Brook trout and beaver dams were the primary male conversation topics whenever the extended family would gather. The men would typically gather in the living room while the women remained in the kitchen,  and the discussion would begin with a  question like, "Did you find any new beaver dams last summer?"  My father's two brother-in-laws, John and Arvid, were also brook trout purists, so you never heard words like pike, walleye or  bass in these gatherings.  Anything with scales or spines rated about as low as carp or suckers.


For better or worse, I have inherited my father's prejudices toward other fish.  You will never find me in a bass tournament.

Unfortunately the fish were not biting and this little brookie was the only thing I caught.  I was not very surprised.  Brook trout bite best in the evening, and the biggest ones just as it is getting dark.  This day was too bright and sunny.
 
My father left me several boxes of wet flies, many tied by his brother Hugo.  I often think of them when I am fishing.  My father was a hard worker, but he always made time for fishing.

Time to try a new spot.

No luck from here either.  The dam was in disrepair, a sure sign that the beavers have left.

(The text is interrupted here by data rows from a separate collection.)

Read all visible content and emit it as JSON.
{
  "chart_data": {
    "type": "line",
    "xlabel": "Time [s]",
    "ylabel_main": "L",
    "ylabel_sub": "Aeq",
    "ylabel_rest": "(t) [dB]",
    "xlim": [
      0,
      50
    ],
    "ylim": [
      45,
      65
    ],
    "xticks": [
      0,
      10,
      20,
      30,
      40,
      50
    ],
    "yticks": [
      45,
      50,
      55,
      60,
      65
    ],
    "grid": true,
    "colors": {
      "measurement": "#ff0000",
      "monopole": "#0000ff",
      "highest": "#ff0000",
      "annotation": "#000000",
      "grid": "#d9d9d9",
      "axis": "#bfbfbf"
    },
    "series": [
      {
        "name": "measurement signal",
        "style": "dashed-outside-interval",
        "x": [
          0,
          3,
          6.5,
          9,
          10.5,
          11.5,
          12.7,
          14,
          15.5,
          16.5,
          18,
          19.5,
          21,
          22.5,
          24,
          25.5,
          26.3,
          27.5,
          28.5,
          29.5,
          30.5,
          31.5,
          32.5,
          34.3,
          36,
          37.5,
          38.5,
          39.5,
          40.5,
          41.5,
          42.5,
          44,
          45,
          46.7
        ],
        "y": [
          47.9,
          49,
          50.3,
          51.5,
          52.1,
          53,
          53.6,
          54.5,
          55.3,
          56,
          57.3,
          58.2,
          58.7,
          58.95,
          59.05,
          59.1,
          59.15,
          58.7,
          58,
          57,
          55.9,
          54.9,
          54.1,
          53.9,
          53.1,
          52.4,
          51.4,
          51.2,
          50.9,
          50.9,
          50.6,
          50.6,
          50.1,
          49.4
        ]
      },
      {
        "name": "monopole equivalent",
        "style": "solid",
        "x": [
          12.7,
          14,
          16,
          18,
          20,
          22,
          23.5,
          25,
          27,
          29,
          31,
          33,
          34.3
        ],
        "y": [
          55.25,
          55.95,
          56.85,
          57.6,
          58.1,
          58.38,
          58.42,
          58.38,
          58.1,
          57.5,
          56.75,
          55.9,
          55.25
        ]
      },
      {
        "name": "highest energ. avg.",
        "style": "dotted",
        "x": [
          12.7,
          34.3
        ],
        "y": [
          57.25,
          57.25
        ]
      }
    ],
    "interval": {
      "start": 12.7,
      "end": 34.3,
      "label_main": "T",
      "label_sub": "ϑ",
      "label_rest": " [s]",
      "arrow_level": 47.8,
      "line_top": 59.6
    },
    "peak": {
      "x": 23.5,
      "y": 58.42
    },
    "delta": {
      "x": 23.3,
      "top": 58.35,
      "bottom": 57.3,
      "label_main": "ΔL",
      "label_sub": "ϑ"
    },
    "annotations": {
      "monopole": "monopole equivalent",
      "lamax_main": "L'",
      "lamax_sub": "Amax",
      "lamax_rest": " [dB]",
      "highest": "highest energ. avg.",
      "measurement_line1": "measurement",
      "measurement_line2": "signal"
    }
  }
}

We walked downstream to another old beaver dam.  The beavers had not rebuilt this one either.  We headed downstream again.

Eureka!  When I saw this standing water among these trees I immediately knew what I would find, a newly-built beaver dam.


 Marja is standing on the beaver hut, a structure made of mud and sticks with an underwater entrance.  The beavers will live in it through the winter and go out to feed  on their cache of cut branches piled on the underwater near the hut.

The dam itself.
Stumps of small trees cut by the beavers.
The heavy brush made fly fishing impossible, but once the beavers harvest more of this it will open up.
The important thing is that the beavers are here now.  If they remain this dam will produce fish.   I have something to look forward to, which makes this last day of the season a marked success.



Red maples, also called soft maple, are some of the first trees to change color.

Tundra swans taking off from a wastewater treatment pond.  These ponds afford excellent resting places for migrating waterfowl.  Unfortunately these birds were just being shot at by a couple of young trigger happy boys wearing orange hunting vests.

Happily neither bird was hit.  I hollered at the boys and they took off running.  Hopefully they have given some thought about their actions.